On April 7, 2020, the Centers for Disease Control and Prevention issued new guidance for outpatient and ambulatory care. While you should read the full guidance, Outpatient and Ambulatory Care Settings: Responding to Community Transmission of COVID-19 in the United States, some of the highlights are:
- Delay elective ambulatory provider visits. You should weigh the risks of postponement against the benefits (e.g. can you safely postpone prevention services that cannot be performed virtually such as routine adult immunizations, lipid screenings and cancer screenings). You do not want to put your patients to unnecessary risk, and you should consider the need to preserve staff, PPE and medical supplies.

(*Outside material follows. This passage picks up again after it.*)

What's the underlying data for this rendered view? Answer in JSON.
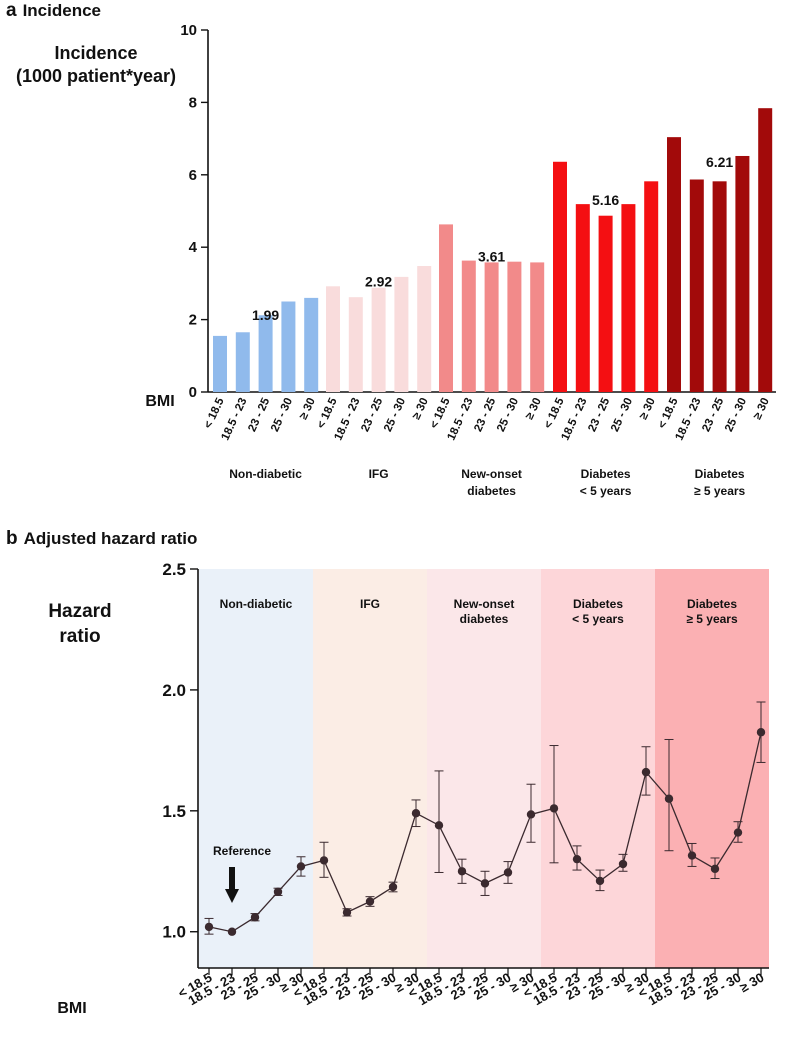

- Utilize telemedicine if possible. Telemedicine visits should be covered by payors. Medicare will pay for telehealth services for all patients in settings for all diagnoses at the same rate as in-office visits during the emergency period. Office-based physicians should use their usual place-of-service (POS) code and include modifier 95. You may want to check with insurers to see if they will be following Medicare’s lead.
- Train your personnel to conduct telephone interactions with patients, both for screening and responding to patient questions.
- Develop protocols so that your personnel can triage and assess patients prior to entering the facility or immediately upon entering.
- If possible, speak with patients before they present in your office to identify patients with respiratory symptoms that may be due to COVID-19. If patients can be managed at home by telephone, advise them to stay home and provide guidance as to how they should monitor their condition, how they can safely isolate at home, and the risks of transmission. Consider daily check-ins with the patient.
- Develop protocols and train your personnel to safely triage and manage patients with respiratory illness consistent with CDC infection prevention and control guidance.
- Monitor your personnel to assure they are and remain healthy. Sick leave policies should be non-punitive and flexible to allow personnel to stay home and require them to stay at home when they are ill. Follow the CDC guidance on work restrictions and monitoring. See, Interim U.S. Guidance for Risk Assessment in a Healthcare Setting to Patients with COVID-19.
- You do not need a return to work clearance from a physician before allowing personnel to return to work.
- Develop protocols for personnel to follow each day before reporting to work to determine if they have any signs of illness (e.g. do they have a temperature?). Personnel exhibiting symptoms should discuss their condition with their supervisor and a physician.
- Consider screening staff for signs of illness when they first arrive at work as a double check.
- Plan for absences.
- Eliminate no-show patient charges.
- Post signs advising those showing signs of illness to remain outside and those at high risk (e.g. the elderly and those with medical co-morbidities) to call to determine if a telephone visit would be appropriate and, if not, to stay outside until they can be safely escorted in.
- Masks should be provided.
- Social distancing should be possible and enforced.
- Make sure you have sufficient personal protection equipment for all.
- Disinfect constantly.
The message here is that you do not have to close your office and stop practicing. You are an essential business providing an essential service and patients need you to provide necessary care. Stay-at-home orders generally allow patients to see a health care provider because health care is an essential service. Depending upon the state you are in, you may need to cancel or reschedule non-essential medical care (e.g. eye exams, teeth cleaning and elective procedures) but essential medical care – to address illness and injury or relieve pain and suffering - may be offered and performed. Patients are not required to suffer during the crisis.